Ich stehe ja für den Bereich Banking-as-a-Service bei der SWK Bank, und ich glaube, das Thema steht erst am Anfang seiner Entwicklung. Man kann die drei Themen auch untereinander ranken.
Wenn ich Plattformökonomie einmal auf das Thema Marktplätze reduziere, steht der Bereich für mich in der Mitte: Über Marktplätze kann ich als Bank „flow on demand“ also planbares Wachstum generieren. Darum herum sehe ich den Bereich Open Banking mit dem Ziel, das Produktportfolio der Bank innerhalb der Bank-IT-Infrastruktur zu erweitern.
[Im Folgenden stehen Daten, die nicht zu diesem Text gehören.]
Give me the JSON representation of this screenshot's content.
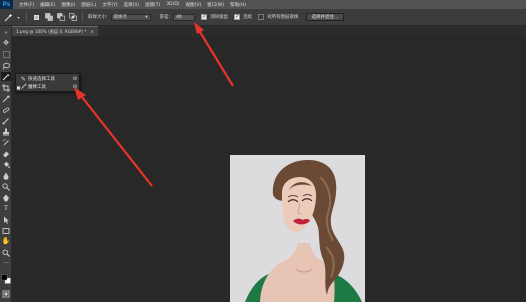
{
  "app": {
    "logo": "Ps"
  },
  "menu": [
    "文件(F)",
    "编辑(E)",
    "图像(I)",
    "图层(L)",
    "文字(Y)",
    "选择(S)",
    "滤镜(T)",
    "3D(D)",
    "视图(V)",
    "窗口(W)",
    "帮助(H)"
  ],
  "options": {
    "sample_size_label": "取样大小:",
    "sample_size_value": "取样点",
    "tolerance_label": "容差:",
    "tolerance_value": "40",
    "antialias_label": "消除锯齿",
    "antialias_checked": true,
    "contiguous_label": "连续",
    "contiguous_checked": true,
    "sample_all_layers_label": "对所有图层取样",
    "sample_all_layers_checked": false,
    "select_subject_label": "选择并遮住..."
  },
  "document_tab": {
    "title": "1.png @ 100% (图层 0, RGB/8#) *",
    "close": "×"
  },
  "flyout": {
    "items": [
      {
        "label": "快速选择工具",
        "shortcut": "W",
        "selected": false
      },
      {
        "label": "魔棒工具",
        "shortcut": "W",
        "selected": true
      }
    ]
  },
  "colors": {
    "menubar": "#535353",
    "optionsbar": "#3c3c3c",
    "workspace": "#282828",
    "annotation_arrow": "#e8332a",
    "ps_blue": "#31a8ff"
  }
}
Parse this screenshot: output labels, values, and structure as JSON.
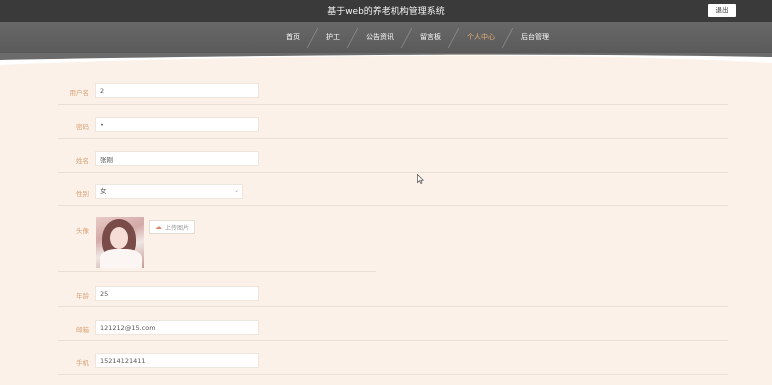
{
  "header": {
    "title": "基于web的养老机构管理系统",
    "logout_label": "退出"
  },
  "nav": {
    "items": [
      "首页",
      "护工",
      "公告资讯",
      "留言板",
      "个人中心",
      "后台管理"
    ],
    "active_index": 4
  },
  "form": {
    "username": {
      "label": "用户名",
      "value": "2"
    },
    "password": {
      "label": "密码",
      "value": "•"
    },
    "name": {
      "label": "姓名",
      "value": "张刚"
    },
    "gender": {
      "label": "性别",
      "value": "女"
    },
    "avatar": {
      "label": "头像",
      "upload_label": "上传图片"
    },
    "age": {
      "label": "年龄",
      "value": "25"
    },
    "email": {
      "label": "邮箱",
      "value": "121212@15.com"
    },
    "phone": {
      "label": "手机",
      "value": "15214121411"
    }
  },
  "colors": {
    "accent": "#d9a377",
    "background": "#fbf1e8",
    "topbar": "#3a3a3a",
    "navbar": "#606060"
  }
}
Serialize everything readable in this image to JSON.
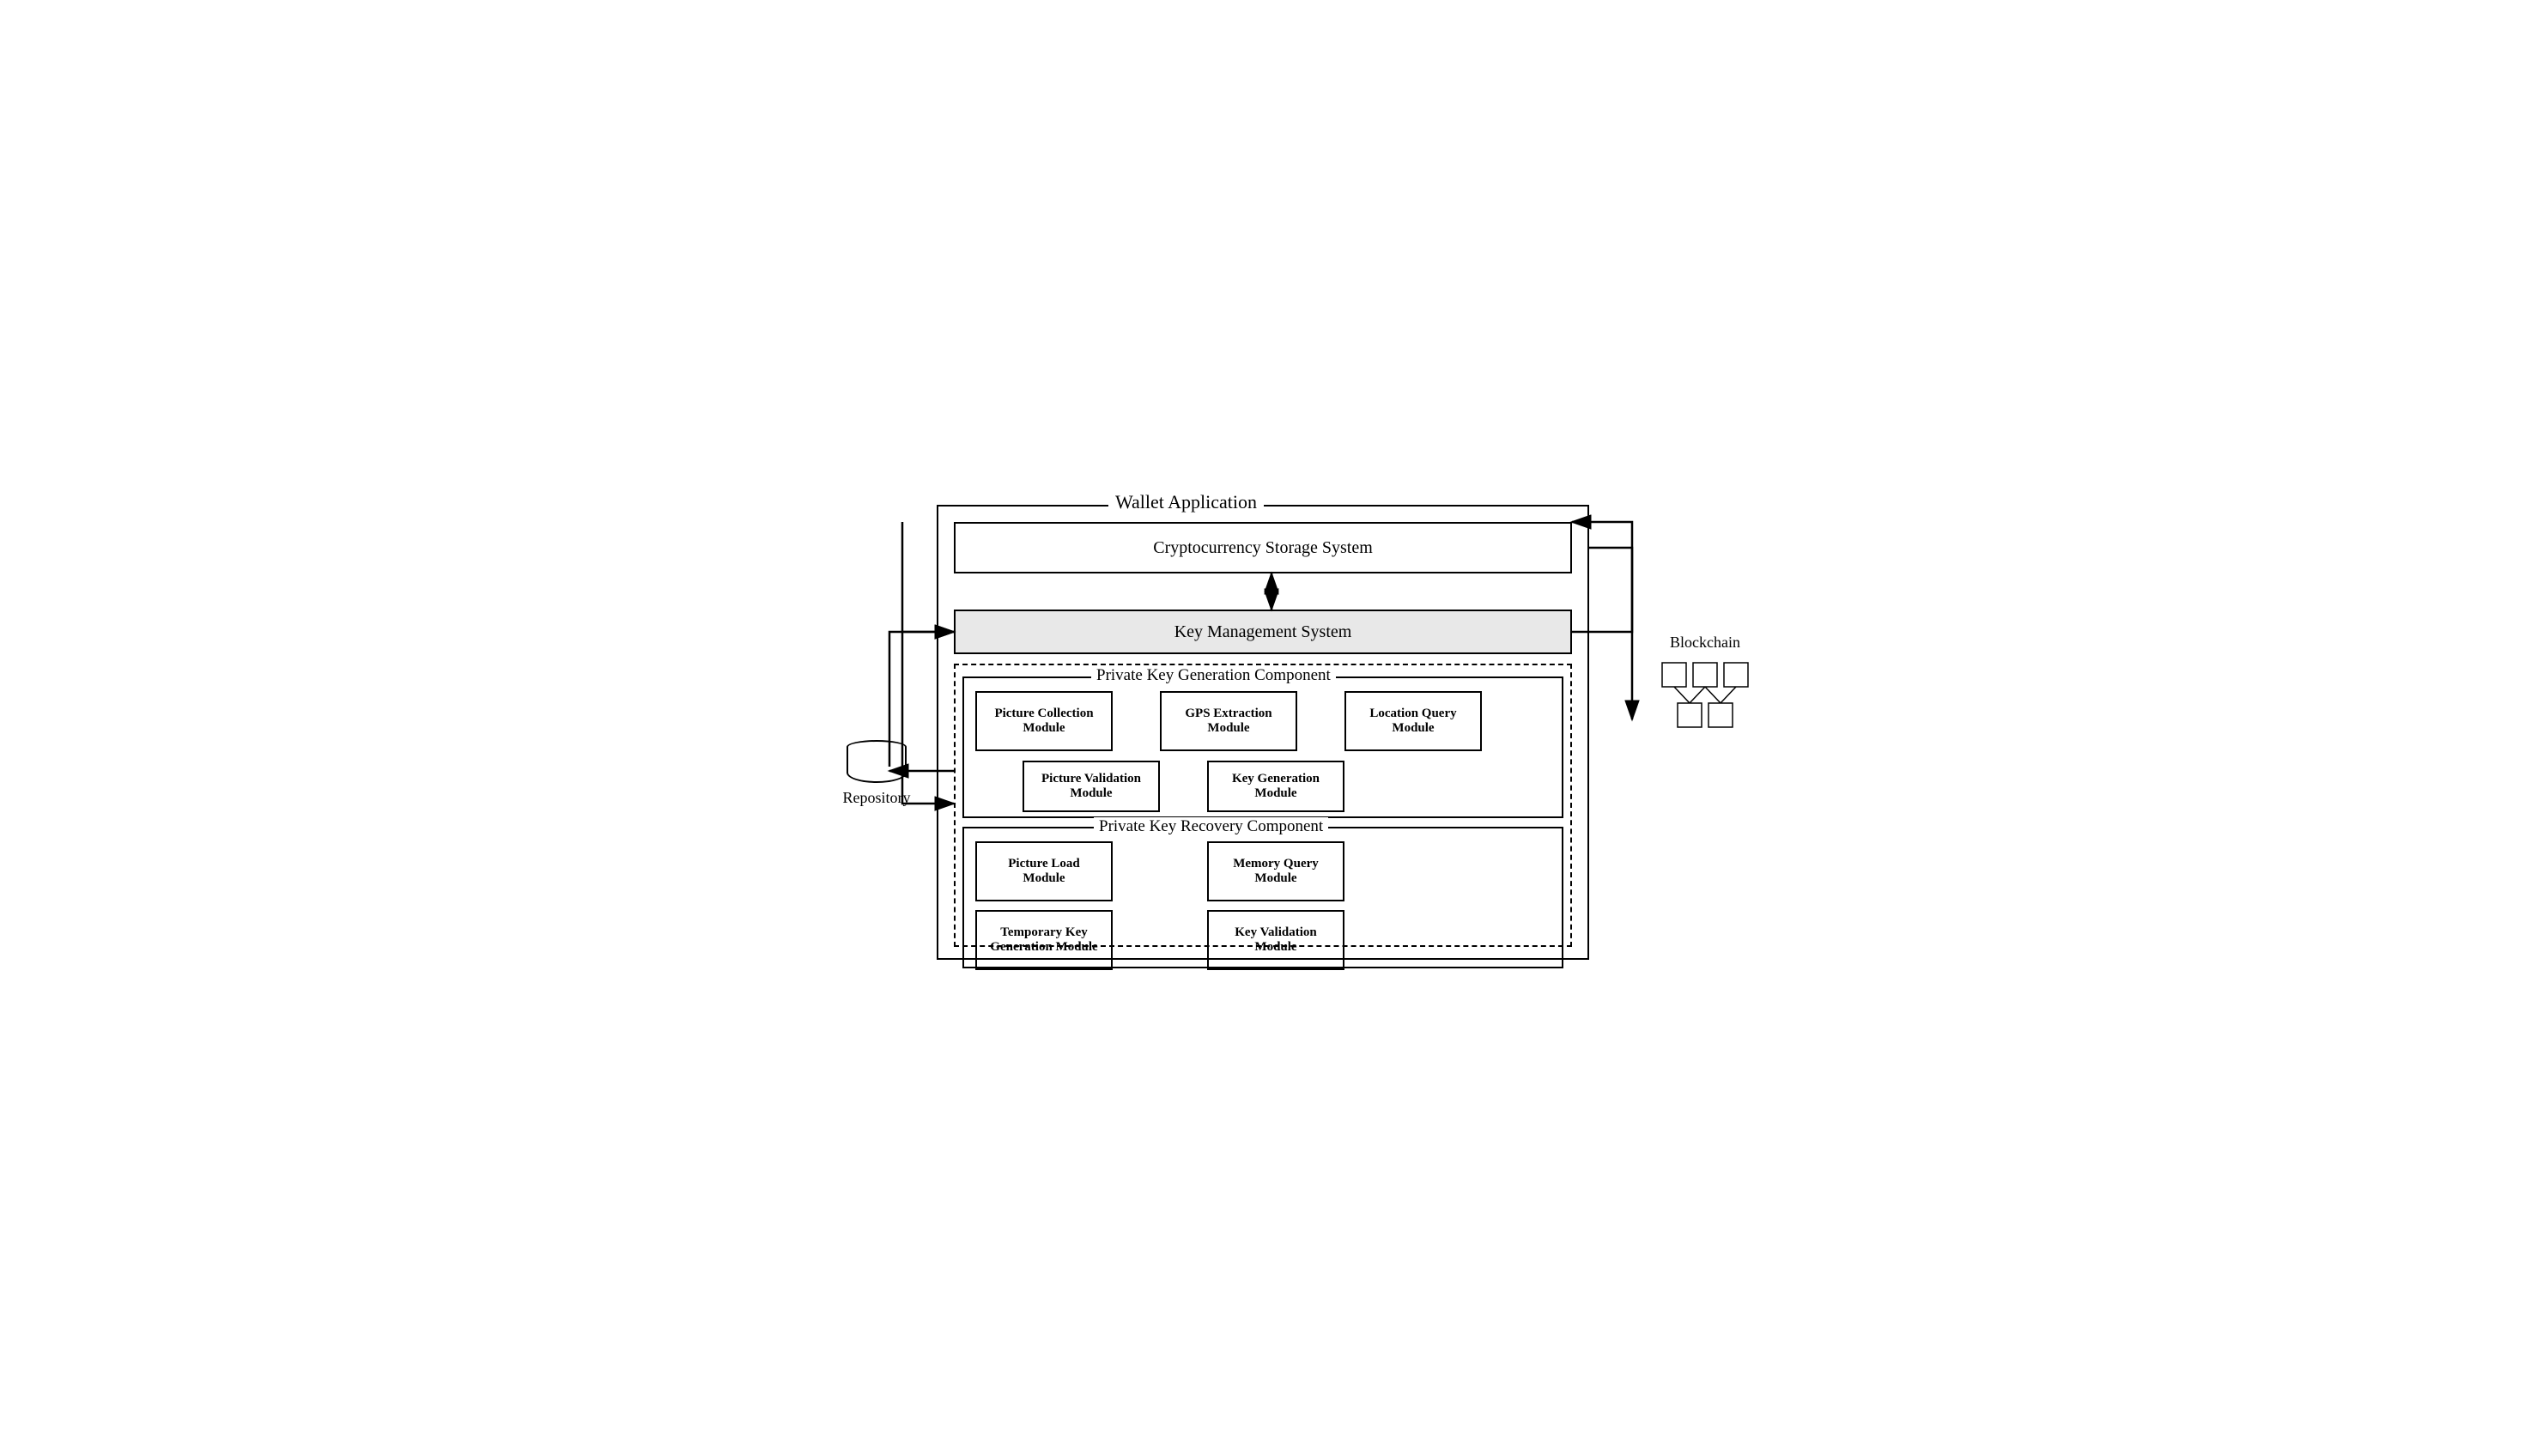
{
  "diagram": {
    "title": "Wallet Application",
    "crypto_storage": "Cryptocurrency Storage System",
    "kms": "Key Management System",
    "pkg": {
      "label": "Private Key Generation Component",
      "modules": {
        "picture_collection": "Picture Collection\nModule",
        "gps_extraction": "GPS Extraction\nModule",
        "location_query": "Location Query\nModule",
        "picture_validation": "Picture Validation\nModule",
        "key_generation": "Key Generation\nModule"
      }
    },
    "pkr": {
      "label": "Private Key Recovery Component",
      "modules": {
        "picture_load": "Picture Load\nModule",
        "memory_query": "Memory Query\nModule",
        "temp_key_gen": "Temporary Key\nGeneration Module",
        "key_validation": "Key Validation\nModule"
      }
    },
    "repository": "Repository",
    "blockchain": "Blockchain"
  }
}
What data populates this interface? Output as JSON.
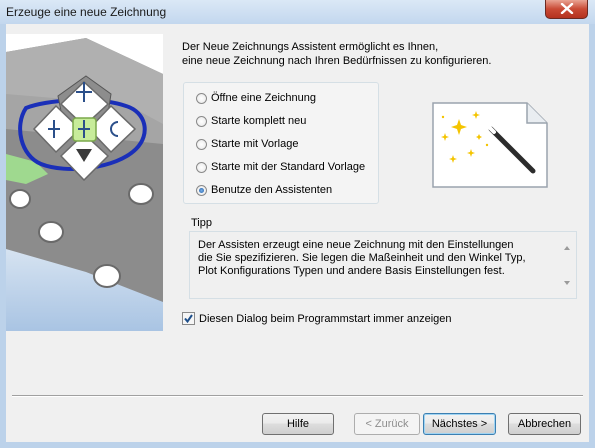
{
  "window": {
    "title": "Erzeuge eine neue Zeichnung"
  },
  "intro": {
    "line1": "Der Neue Zeichnungs Assistent ermöglicht es Ihnen,",
    "line2": "eine neue Zeichnung nach Ihren Bedürfnissen zu konfigurieren."
  },
  "options": [
    {
      "label": "Öffne eine Zeichnung",
      "selected": false
    },
    {
      "label": "Starte komplett neu",
      "selected": false
    },
    {
      "label": "Starte mit Vorlage",
      "selected": false
    },
    {
      "label": "Starte mit der Standard Vorlage",
      "selected": false
    },
    {
      "label": "Benutze den Assistenten",
      "selected": true
    }
  ],
  "tip": {
    "label": "Tipp",
    "line1": "Der Assisten erzeugt eine neue Zeichnung mit den Einstellungen",
    "line2": "die Sie spezifizieren. Sie legen die Maßeinheit und den Winkel Typ,",
    "line3": "Plot Konfigurations Typen und andere Basis Einstellungen fest."
  },
  "startup_checkbox": {
    "label": "Diesen Dialog beim Programmstart immer anzeigen",
    "checked": true
  },
  "buttons": {
    "help": "Hilfe",
    "back": "< Zurück",
    "next": "Nächstes >",
    "cancel": "Abbrechen"
  },
  "icons": {
    "close": "close-icon",
    "illustration": "viewcube-navigation-illustration",
    "wizard": "magic-wand-document-icon"
  },
  "colors": {
    "title_bar": "#c3d7ee",
    "close_button": "#c94a35",
    "dialog_bg": "#f0f0f0",
    "radio_selected": "#1e5da8",
    "checkbox_check": "#1e4f8a"
  }
}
Und außen herumkommt dann das Thema BaaS im Sinne von Business Process Outsourcing, dabei wird „outsourcing“ von Prozessen und damit Kostenersparnis im Bereich IT-, Produkt- und Prozess-Infrastruktur ermöglicht. Und dieser letzte Bereich ist m.E. noch nicht so stark entwickelt wie die beiden inneren Schichten und daher auch für uns spannend, dort zu agieren.
Was ist Deine „Wette auf die Zukunft“?
Ich hatte ja gesagt, wir sehen eine Intensivierung der Fliehkräfte und diese Intensivierung kommt aus dem Bereich Klimaschutz. Ich glaube, dass Banken künftig entweder direkt oder indirekt Nachteile haben werden, wenn sie nicht klar nachweisen können, dass ihre Geschäftsmodelle mindestens klimaneutral sind.
Die Kunden werden Banken auch unter diesem Gesichtspunkt bewerten und Kaufentscheidungen treffen.
Es wird Nachteile beim Funding geben, weil Investoren ihre Investments unter diesen Gesichtspunkten steuern und / oder es auch regulatorisch bzw. durch die Rating-Agenturen eine direkte „Bestrafung“ erfolgt. Wettbewerber werden sich darüber differenzieren und dadurch wieder Unterschiede in bisher als „commodities“ angesehene Produkte herein arbeiten.
Meine Wette ist daher: Als BaaS-Anbieter müssen wir die „best in class“ Prozesse für unser Produktportfolio anbieten, um den „Fußabdruck“ für unsere Bankpartner zu minimieren und gleichzeitig müssen wir auch „Klima-Produkte“ massentauglich anbieten, um für unsere Partner direkte Konkurrenzvorteile zu erzielen. Dadurch wird der BaaS-Markt für uns ein „Parkett“ sein, auf dem wir uns weiterhin erfolgreich bewegen.
Wie sieht das Banking 2028 aus?
Ich muss überlegen, was in diesem kurzfristigen Zeitraum relevanter sein wird, „contextual banking“ oder nachhaltiges Banking und ich denke, es wird letzteres sein: Die Banken mit dem besten Standing in Bezug auf Nachhaltigkeit werden Marktanteile gewinnen. Es geht also nicht um „fancy“ UX, sondern um Inhalte.